Hoje é Sexta-feira Santa e as pessoas não podem comer carne.

Ou não devem, se acreditarem nesta história toda que roda à volta de Jesus Cristo e da cruz e dos apóstolos e as coisas todas que daí derivam e sequer pagaram a bula.

É o que reza a História. Confesso que, apesar de ter ido à missa todos os domingos durante mais de 10 anos, de ser crismada, de concordar com uma série de coisas e de valores que aprendi na igreja (não é preciso ir à igreja para adquirir certas capacidades que temos que ter para viver em sociedade!), sou agnóstica.

Na minha opinião, acho que não se adequa tentarmos incutir ideologias que requerem uma certa maturidade para que haja reflexão a crianças. Assim, por volta dos 15 ou 16 anos, deixei de acreditar e de apoiar muito do que tinha aprendido, passei a questionar o que me rodeia, o que teve um ênfase ainda maior quando comecei a perceber as patranhas dos pontífices da Igreja.

Sobre este assunto, ainda tenho que acrescentar o facto de parte dos católicos que conheço serem uma fraude. Não quero ofender ninguém: são uma fraude na medida em que vão à missa uma vez numa década, rezam quando estão em apuros e sem sentimento e muitos são pessoas pouco humildes.

Assim, conheço pessoas muito mais “católicas” que estas, sem que sigam esta religião, ou mesmo que afirmem que não têm religião. Ser humano fica bem a toda a gente e, tenham vergonha, uma coisa que aprendi na igreja é que devemos dar sem esperar receber, e muitos dos católicos que conheço não aprenderam esta lição.
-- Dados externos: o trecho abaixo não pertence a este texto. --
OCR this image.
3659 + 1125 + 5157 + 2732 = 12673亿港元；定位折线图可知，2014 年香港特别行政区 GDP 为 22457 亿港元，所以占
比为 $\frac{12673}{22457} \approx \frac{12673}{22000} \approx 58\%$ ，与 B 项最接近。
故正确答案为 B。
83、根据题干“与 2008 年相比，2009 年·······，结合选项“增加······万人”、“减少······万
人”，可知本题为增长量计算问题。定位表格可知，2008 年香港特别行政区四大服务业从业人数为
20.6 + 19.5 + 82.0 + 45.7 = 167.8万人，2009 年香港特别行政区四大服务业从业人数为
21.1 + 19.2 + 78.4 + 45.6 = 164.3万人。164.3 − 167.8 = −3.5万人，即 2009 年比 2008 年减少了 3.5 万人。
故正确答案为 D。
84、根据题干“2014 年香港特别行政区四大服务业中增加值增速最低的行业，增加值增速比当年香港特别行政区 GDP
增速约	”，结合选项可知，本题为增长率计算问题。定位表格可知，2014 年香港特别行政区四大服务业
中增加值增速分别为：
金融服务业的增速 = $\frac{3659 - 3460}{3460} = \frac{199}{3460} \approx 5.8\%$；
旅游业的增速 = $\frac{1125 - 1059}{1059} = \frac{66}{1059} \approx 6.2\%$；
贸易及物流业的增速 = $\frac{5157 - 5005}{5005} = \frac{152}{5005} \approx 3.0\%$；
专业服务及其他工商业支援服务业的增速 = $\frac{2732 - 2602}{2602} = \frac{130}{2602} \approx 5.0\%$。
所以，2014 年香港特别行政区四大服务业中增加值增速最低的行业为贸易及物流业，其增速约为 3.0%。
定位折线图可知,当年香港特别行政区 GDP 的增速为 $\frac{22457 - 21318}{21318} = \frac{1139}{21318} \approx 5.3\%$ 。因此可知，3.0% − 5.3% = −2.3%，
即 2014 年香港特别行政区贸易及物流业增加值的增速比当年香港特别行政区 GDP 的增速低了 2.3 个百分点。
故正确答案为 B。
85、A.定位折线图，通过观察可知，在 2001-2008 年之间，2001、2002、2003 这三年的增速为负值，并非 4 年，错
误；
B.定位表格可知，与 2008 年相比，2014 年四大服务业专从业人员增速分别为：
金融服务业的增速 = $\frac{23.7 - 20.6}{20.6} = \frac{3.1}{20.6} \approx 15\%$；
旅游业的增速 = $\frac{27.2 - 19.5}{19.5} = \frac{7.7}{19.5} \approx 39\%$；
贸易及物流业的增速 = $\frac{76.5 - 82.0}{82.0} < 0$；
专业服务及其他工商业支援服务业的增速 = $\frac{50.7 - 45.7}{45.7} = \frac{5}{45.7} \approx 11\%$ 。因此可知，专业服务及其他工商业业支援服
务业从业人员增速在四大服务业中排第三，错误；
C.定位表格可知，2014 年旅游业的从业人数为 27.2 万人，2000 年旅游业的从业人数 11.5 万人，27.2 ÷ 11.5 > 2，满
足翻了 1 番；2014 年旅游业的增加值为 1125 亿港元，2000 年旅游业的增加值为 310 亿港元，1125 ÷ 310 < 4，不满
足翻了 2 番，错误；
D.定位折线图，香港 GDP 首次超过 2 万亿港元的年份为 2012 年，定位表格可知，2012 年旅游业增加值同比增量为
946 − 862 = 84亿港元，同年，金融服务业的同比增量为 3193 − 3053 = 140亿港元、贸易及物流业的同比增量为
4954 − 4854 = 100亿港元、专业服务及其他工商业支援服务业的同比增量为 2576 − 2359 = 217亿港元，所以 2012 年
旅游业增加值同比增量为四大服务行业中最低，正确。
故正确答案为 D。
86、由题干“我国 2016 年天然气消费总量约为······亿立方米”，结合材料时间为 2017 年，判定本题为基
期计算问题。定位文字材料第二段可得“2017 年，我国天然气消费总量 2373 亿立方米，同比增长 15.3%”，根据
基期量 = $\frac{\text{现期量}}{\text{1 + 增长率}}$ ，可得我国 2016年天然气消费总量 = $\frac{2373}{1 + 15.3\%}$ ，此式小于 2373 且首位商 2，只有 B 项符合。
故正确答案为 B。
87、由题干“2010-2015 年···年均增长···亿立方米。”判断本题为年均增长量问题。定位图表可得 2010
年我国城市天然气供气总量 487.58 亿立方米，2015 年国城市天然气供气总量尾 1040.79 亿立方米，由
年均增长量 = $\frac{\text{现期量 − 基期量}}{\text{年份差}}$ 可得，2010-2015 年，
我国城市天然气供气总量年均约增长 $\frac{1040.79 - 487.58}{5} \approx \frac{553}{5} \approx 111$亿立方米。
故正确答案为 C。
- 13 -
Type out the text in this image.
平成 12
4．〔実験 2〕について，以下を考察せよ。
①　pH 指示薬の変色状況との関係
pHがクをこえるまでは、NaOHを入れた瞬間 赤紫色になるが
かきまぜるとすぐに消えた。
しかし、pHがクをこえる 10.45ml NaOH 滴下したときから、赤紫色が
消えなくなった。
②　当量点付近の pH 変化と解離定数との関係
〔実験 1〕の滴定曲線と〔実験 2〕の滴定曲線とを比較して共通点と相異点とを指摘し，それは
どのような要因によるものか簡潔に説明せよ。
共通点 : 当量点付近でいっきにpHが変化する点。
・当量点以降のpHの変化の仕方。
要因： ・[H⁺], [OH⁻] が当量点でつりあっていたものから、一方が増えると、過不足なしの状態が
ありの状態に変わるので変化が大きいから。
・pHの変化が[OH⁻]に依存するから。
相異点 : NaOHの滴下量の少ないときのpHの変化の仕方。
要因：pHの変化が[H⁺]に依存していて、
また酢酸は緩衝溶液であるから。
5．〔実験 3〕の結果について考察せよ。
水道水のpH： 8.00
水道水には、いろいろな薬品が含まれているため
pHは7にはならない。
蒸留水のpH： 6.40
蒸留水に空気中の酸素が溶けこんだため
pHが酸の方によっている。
E é no meio disto e de outras discussões sobre este assunto que dá pano para mangas que acontece aquilo a que chamo o dilema da Sexta-feira Santa.

Não acredito na história do católico praticante ou não praticante: ou somos católicos, ou não somos. E se somos, cumprimos certos hábitos desta religião (e o mesmo se passa com qualquer outra religião!), para além de sermos pessoas boas e pensarmos nos outros, como toda a gente deve fazer.

Cá em casa, os meus pais afirmam que são católicos, bem como os meus tios e primos e por aí fora. Acontece que há anos que não os vejo pôr os pés numa igreja nem dar o devido valor ao Natal e outras datas marcantes do catolicismo.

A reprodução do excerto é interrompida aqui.